The Kansai dialect varies slightly depending on the area of Kansai where it is spoken (for example, Kyoto people do not talk the same as Kobe people). For this article, I will concentrate on Kansai-ben as it is spoken in the Osaka area.
- ’Ookini’: It is the local equivalent of “arigatou,” meaning “thank you.” If you go shopping in Kansai, local store staff will probably say it to you.
- ’Erai ookini’: “Thank you very much.” In Kansai, “erai” means “great” and “very.”
- ’Suimasen’ or ‘sunmasen’: As you may have guessed, it is the local version of “sumimasen,” meaning “excuse me” or “sorry.”
- ’Akan’: It means the same as “dame,” to express that it is forbidden or bad to do something.
- ’Honma’, ‘honma ni’: It is like “hontou” and “hontou ni” in standard Japanese, meaning “really.”
- ’Honma kai na?’: A local expression meaning, “Is that really true?”
- ‘Ee’, ‘eewa’, ‘eede’: “Ee’”is the Kansai version of “ii,” meaning “good” or “okay.” “Eewa” and “eede” both mean the same as “iiyo.”
- ’Meccha’: You may have heard this being used in standard Japanese conversations with friends, as it is a very famous expression. It means “very.”
- ’Seya’, ‘seyade’: These expressions are similar to “sou da” and “sou dayo.”
- ’Chau’: It is the local version of “chigau,” which can be translated in English as “to be different from,” but can also mean “no” depending on the context.
- ’Shindoi’: You may have heard this word in standard Japanese, but in Kansai-ben, it means “I am tired.”
The Negative Form of Verbs
Another key feature of Kansai-ben is the ending of the verbs in the negative form. It is rather different from standard Japanese, but the radical is usually the same, so it is very easy to understand with just a little training.
- In the present tense, for most verbs, replace the “-nai” of the negative form with the suffix “-hen.”
Standard Japanese: wakaranai; mienai; ikanai
Kansai-ben: wakarahen; miehen; ikahen
- Some exceptions:
Standard Japanese: nai (from the verb aru), shiranai, shinai, konai
Kansai-ben: arahen, shirahen or shiran, sehen, kehen
- The verb “iru” is another exception.

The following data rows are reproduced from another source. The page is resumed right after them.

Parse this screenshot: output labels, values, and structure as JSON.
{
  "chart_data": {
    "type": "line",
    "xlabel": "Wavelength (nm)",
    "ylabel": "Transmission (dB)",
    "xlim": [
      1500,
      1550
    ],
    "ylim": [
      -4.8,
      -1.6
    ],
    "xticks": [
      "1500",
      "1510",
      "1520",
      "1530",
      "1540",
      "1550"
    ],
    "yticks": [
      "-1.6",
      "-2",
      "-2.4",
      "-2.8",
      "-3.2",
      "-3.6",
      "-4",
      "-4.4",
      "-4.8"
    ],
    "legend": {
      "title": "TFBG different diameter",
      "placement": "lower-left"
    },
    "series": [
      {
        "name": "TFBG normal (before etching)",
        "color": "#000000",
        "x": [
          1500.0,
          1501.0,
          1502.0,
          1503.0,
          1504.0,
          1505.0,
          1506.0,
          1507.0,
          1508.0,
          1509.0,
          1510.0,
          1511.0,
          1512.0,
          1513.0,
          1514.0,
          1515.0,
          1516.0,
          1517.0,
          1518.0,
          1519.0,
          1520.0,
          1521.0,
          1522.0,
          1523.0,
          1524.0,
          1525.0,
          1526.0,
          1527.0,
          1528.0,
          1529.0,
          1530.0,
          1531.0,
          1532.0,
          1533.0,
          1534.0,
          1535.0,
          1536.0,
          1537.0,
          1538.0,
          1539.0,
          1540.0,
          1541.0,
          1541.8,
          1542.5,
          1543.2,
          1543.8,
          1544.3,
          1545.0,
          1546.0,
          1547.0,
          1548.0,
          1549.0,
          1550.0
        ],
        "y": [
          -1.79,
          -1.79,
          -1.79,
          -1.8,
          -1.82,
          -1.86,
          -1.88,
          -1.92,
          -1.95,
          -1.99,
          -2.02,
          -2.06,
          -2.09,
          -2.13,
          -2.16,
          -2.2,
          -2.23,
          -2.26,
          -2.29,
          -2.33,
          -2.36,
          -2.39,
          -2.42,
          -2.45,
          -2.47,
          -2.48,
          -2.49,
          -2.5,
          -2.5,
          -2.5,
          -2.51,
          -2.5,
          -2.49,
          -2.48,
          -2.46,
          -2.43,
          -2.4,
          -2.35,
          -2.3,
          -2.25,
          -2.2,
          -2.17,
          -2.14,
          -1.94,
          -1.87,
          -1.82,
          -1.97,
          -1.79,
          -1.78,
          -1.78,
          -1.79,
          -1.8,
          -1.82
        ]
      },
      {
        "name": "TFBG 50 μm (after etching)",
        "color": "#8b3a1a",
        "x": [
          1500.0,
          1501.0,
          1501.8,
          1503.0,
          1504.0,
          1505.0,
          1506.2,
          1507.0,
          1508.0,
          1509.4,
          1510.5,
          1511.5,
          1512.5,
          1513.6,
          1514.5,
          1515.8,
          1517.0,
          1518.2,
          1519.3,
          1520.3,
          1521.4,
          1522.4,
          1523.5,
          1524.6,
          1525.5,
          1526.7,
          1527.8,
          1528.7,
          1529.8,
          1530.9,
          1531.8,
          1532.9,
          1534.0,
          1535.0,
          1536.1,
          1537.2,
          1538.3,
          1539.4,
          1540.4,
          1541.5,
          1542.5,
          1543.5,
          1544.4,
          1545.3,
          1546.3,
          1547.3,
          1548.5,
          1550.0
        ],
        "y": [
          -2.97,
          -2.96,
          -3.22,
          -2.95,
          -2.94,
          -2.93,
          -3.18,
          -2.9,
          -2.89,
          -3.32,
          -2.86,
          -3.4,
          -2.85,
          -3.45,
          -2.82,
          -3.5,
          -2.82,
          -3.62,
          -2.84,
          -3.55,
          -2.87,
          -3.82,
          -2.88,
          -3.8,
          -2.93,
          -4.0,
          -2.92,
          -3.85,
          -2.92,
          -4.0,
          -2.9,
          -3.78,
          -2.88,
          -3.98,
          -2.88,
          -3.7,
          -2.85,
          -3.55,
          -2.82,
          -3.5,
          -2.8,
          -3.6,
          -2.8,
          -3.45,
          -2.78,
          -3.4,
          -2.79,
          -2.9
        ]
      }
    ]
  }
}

In the affirmative form, it is “oru,” and in the negative form, it is “oran.”
- To transform the negative verbs to the past tense, follow the same rule as in standard Japanese and add “-katta.”

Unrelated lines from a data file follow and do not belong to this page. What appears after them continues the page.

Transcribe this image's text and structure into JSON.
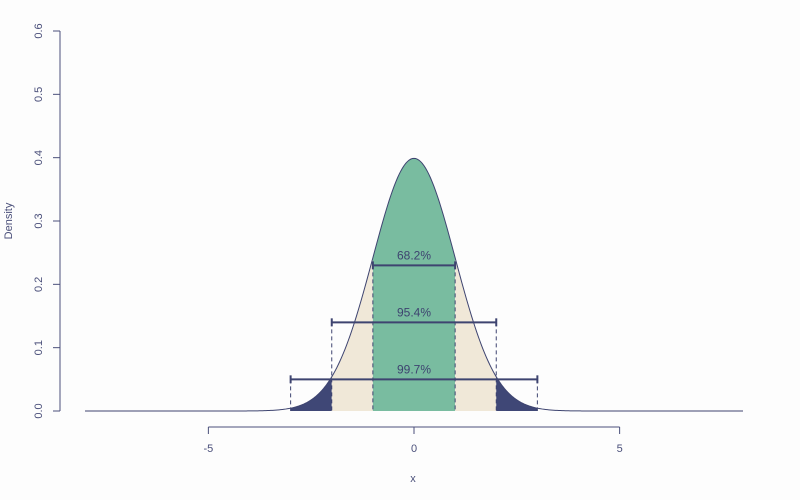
{
  "chart_data": {
    "type": "area",
    "title": "",
    "xlabel": "x",
    "ylabel": "Density",
    "xlim": [
      -8,
      8
    ],
    "ylim": [
      0,
      0.6
    ],
    "grid": false,
    "legend": "none",
    "x_ticks": [
      -5,
      0,
      5
    ],
    "y_ticks": [
      0.0,
      0.1,
      0.2,
      0.3,
      0.4,
      0.5,
      0.6
    ],
    "y_tick_labels": [
      "0.0",
      "0.1",
      "0.2",
      "0.3",
      "0.4",
      "0.5",
      "0.6"
    ],
    "x_tick_labels": [
      "-5",
      "0",
      "5"
    ],
    "distribution": {
      "name": "standard-normal",
      "mean": 0,
      "sd": 1
    },
    "regions": [
      {
        "from": -3,
        "to": -2,
        "color": "#3f4776"
      },
      {
        "from": -2,
        "to": -1,
        "color": "#f0e8d8"
      },
      {
        "from": -1,
        "to": 1,
        "color": "#79bca0"
      },
      {
        "from": 1,
        "to": 2,
        "color": "#f0e8d8"
      },
      {
        "from": 2,
        "to": 3,
        "color": "#3f4776"
      }
    ],
    "intervals": [
      {
        "from": -1,
        "to": 1,
        "y": 0.23,
        "label": "68.2%"
      },
      {
        "from": -2,
        "to": 2,
        "y": 0.14,
        "label": "95.4%"
      },
      {
        "from": -3,
        "to": 3,
        "y": 0.05,
        "label": "99.7%"
      }
    ],
    "colors": {
      "axis": "#4a4f7a",
      "curve": "#3e4470",
      "interval": "#3e4470"
    }
  }
}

Standard Japanese: wakaranakatta, mienakatta, nakatta, inakatta
Kansei-ben: wakarahenkatta, miehenkatta, arahenkatta, orankatta
Using “De,” “Wa,” “Na,” and “Nen”
In Kansai-ben, the particles that are often used to end sentences also differ.
- As you may have noticed in key expressions, the particles “de” and “wa” are the equivalent of “yo” in standard Japanese. (The use of “yo” is a whole topic in itself and I recommend having a look at other resources like this one if it troubles you.)
Standard Japanese: Taberuyo
Kansai-ben: Taberuwa, taberude
- As you may have guessed, “na” is the Kansai-ben version of ‘“ne.”
- Finally, “nen” is used when you would say “no” or “noda” or “nda” in standard Japanese.
Standard Japanese: Kore kara taberunda.
Kansai-ben: Kore kara taberunen.
Going Further with Helpful Resources
I have introduced some key elements that will help you understand Kansai-ben interactions better. However, there are more exceptions and grammar elements to discover, as well as variations depending on the area within Kansai itself. If you wish to learn more about Kansai-ben, I recommend the excellent book, “Colloquial Kansai Japanese,” which explains all its specificities in easily understandable ways.
Another major component of Kansai-ben is its easily recognizable accent and intonation. I did not introduce it in this article because I believe it is difficult to grasp without being able to hear it. The self-study site Kansai-ben covers a lot of grammar and vocabulary, with the help of many video resources to get you used to hearing the dialect. The YouTube channel, Osaka Channel, is also a good resource to get the correct accent and intonation. However, it is only available in Japanese, so it is better to watch it only if you have good (at least N3 level) listening skills.